From Tickets to Strategy: How AI Is Rewriting Support Careers—and Why Now Is the Moment

Survey graphic on AI’s impact on support roles: job descriptions add AI duties (45%), agents train/optimize AI (40%), handle complex escalations (27%), KPIs change (26%), more consultative work (25%), less volume handling (24%).

To truly transform with AI, I’ve learned it’s never just about the technology—it’s about redesigning how we work. The teams that win don’t bolt AI on; they re-architect around it. That means rethinking roles, workflows, and governance to build a system that sustains and improves AI performance over time.

In The 2026 Customer Service Transformation Report, teams at every stage of maturity describe human agents taking on more proactive work—training AI systems, handling the hardest queries, and owning tasks that demand judgment. Job descriptions are shifting, too, with many organizations explicitly adding AI-related responsibilities.

I’m also seeing a clear rise in dedicated AI specialists. Conversation analysts, knowledge managers, and AI operations leads are fast becoming standard. For support professionals, this opens new, higher-leverage career paths—and creates a talent pipeline that blends service excellence, data fluency, and product thinking.

Support once centered on queue-level activity—ticket triage, routing, translations, and answering FAQs. Now, as AI handles more frontline interactions, our human roles are moving up the stack toward optimization, oversight, and continuous improvement.

According to the latest research, 45% of teams report updating job descriptions to include AI-related responsibilities, with 40% saying their human agents are now more focused on training AI systems. Another 27% report that human agents primarily handle the most complex escalations and edge cases, while a quarter say agents are doing more consultative and strategic work.

Even at the initial deployment stage, 16% of teams report spending less time handling support volume since implementing AI – and among teams who’ve reached maturity, that figure rises to 28%.

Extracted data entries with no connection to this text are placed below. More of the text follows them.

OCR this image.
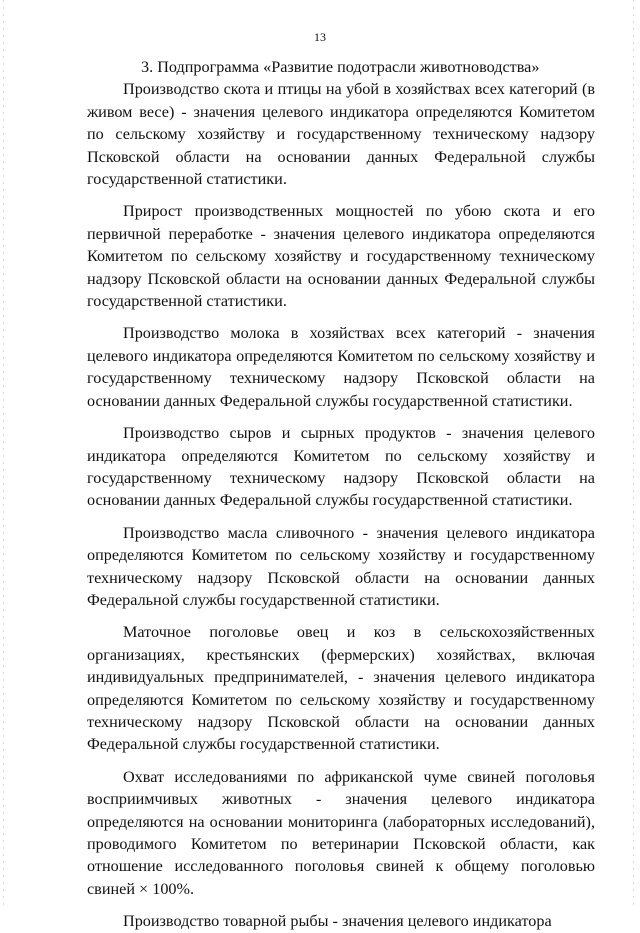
13

3. Подпрограмма «Развитие подотрасли животноводства»

Производство скота и птицы на убой в хозяйствах всех категорий (в живом весе) - значения целевого индикатора определяются Комитетом по сельскому хозяйству и государственному техническому надзору Псковской области на основании данных Федеральной службы государственной статистики.

Прирост производственных мощностей по убою скота и его первичной переработке - значения целевого индикатора определяются Комитетом по сельскому хозяйству и государственному техническому надзору Псковской области на основании данных Федеральной службы государственной статистики.

Производство молока в хозяйствах всех категорий - значения целевого индикатора определяются Комитетом по сельскому хозяйству и государственному техническому надзору Псковской области на основании данных Федеральной службы государственной статистики.

Производство сыров и сырных продуктов - значения целевого индикатора определяются Комитетом по сельскому хозяйству и государственному техническому надзору Псковской области на основании данных Федеральной службы государственной статистики.

Производство масла сливочного - значения целевого индикатора определяются Комитетом по сельскому хозяйству и государственному техническому надзору Псковской области на основании данных Федеральной службы государственной статистики.

Маточное поголовье овец и коз в сельскохозяйственных организациях, крестьянских (фермерских) хозяйствах, включая индивидуальных предпринимателей, - значения целевого индикатора определяются Комитетом по сельскому хозяйству и государственному техническому надзору Псковской области на основании данных Федеральной службы государственной статистики.

Охват исследованиями по африканской чуме свиней поголовья восприимчивых животных - значения целевого индикатора определяются на основании мониторинга (лабораторных исследований), проводимого Комитетом по ветеринарии Псковской области, как отношение исследованного поголовья свиней к общему поголовью свиней × 100%.

Производство товарной рыбы - значения целевого индикатора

When Intercom’s Research, Analytics & Data Science (RAD) team interviewed 166 of our customers, similar themes emerged. Nearly all participants (≈95%) reported meaningful workflow changes, with manual processes being handled by AI, and humans focusing more on monitoring or fine-tuning AI outputs. Eighty-three percent of participants also reported seeing their team’s roles and responsibilities change to become more strategic and supervisory in nature.

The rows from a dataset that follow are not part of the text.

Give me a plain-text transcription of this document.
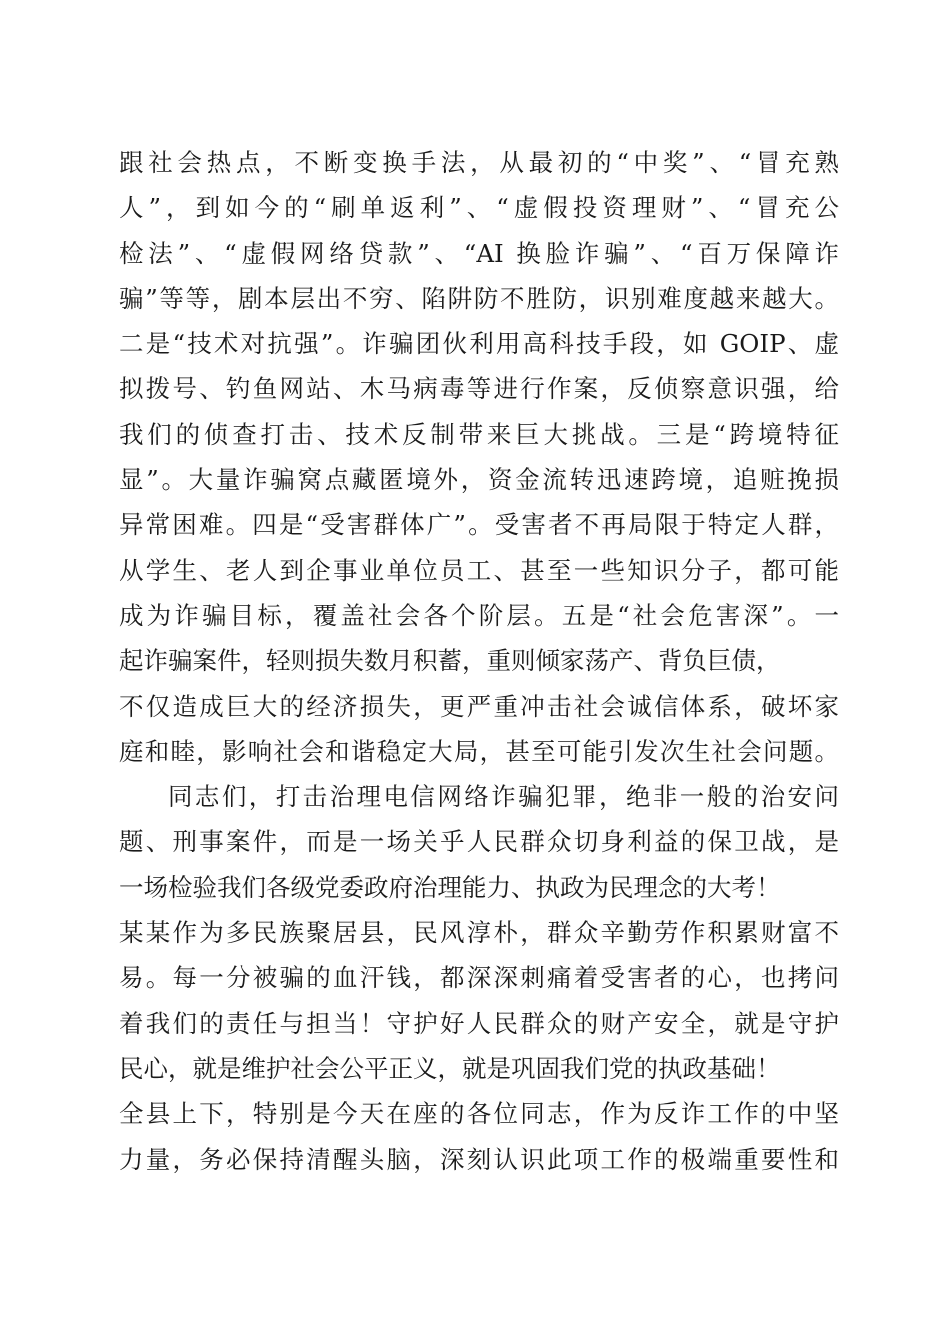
跟社会热点，不断变换手法，从最初的“中奖”、“冒充熟
人”，到如今的“刷单返利”、“虚假投资理财”、“冒充公
检法”、“虚假网络贷款”、“AI 换脸诈骗”、“百万保障诈
骗”等等，剧本层出不穷、陷阱防不胜防，识别难度越来越大。
二是“技术对抗强”。诈骗团伙利用高科技手段，如 GOIP、虚
拟拨号、钓鱼网站、木马病毒等进行作案，反侦察意识强，给
我们的侦查打击、技术反制带来巨大挑战。三是“跨境特征
显”。大量诈骗窝点藏匿境外，资金流转迅速跨境，追赃挽损
异常困难。四是“受害群体广”。受害者不再局限于特定人群，
从学生、老人到企事业单位员工、甚至一些知识分子，都可能
成为诈骗目标，覆盖社会各个阶层。五是“社会危害深”。一
起诈骗案件，轻则损失数月积蓄，重则倾家荡产、背负巨债，
不仅造成巨大的经济损失，更严重冲击社会诚信体系，破坏家
庭和睦，影响社会和谐稳定大局，甚至可能引发次生社会问题。
同志们，打击治理电信网络诈骗犯罪，绝非一般的治安问
题、刑事案件，而是一场关乎人民群众切身利益的保卫战，是
一场检验我们各级党委政府治理能力、执政为民理念的大考！
某某作为多民族聚居县，民风淳朴，群众辛勤劳作积累财富不
易。每一分被骗的血汗钱，都深深刺痛着受害者的心，也拷问
着我们的责任与担当！守护好人民群众的财产安全，就是守护
民心，就是维护社会公平正义，就是巩固我们党的执政基础！
全县上下，特别是今天在座的各位同志，作为反诈工作的中坚
力量，务必保持清醒头脑，深刻认识此项工作的极端重要性和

Infographic of AI-driven customer support roles and adoption rates: conversation analyst 32%, knowledge manager 30%, AI operations lead 28%, support automation specialist 24%; 8% say no new roles added.
AI is reshaping support teams: organizations are adding conversation analysts (32%), knowledge managers (30%), AI operations leads (28%), and support automation specialists (24%). Just 8% report no new AI roles.

It’s not just the work that’s evolving; organizational structures are, too. Some teams are reallocating existing talent into AI-focused roles; others are hiring entirely new skill sets. Many of the most common job titles in this space didn’t exist two years ago.

Consider a Senior AI Knowledge Manager, Beth-Ann Sher, who transitioned from a help center manager role. Like many careers transformed by AI, her work evolved from administrative to strategic. Instead of focusing solely on customer-facing, self-serve content, her mandate expanded to designing and optimizing knowledge inputs that directly improve AI Agent Fin’s performance—work that materially lifts resolution rates.

Or look at a Senior Conversation Designer, Fred Walton, hired specifically for an AI-first function. He focuses on frictionless customer journeys with Fin, smoothing handoffs between automation and human support while keeping customer satisfaction front and center—hallmarks of mature AI workflows and conversation design.

In high-performing organizations, roles like these typically sit within a dedicated AI support team under senior CS leadership. Clear ownership and accountability for AI performance is critical; without it, optimization stalls and trust erodes.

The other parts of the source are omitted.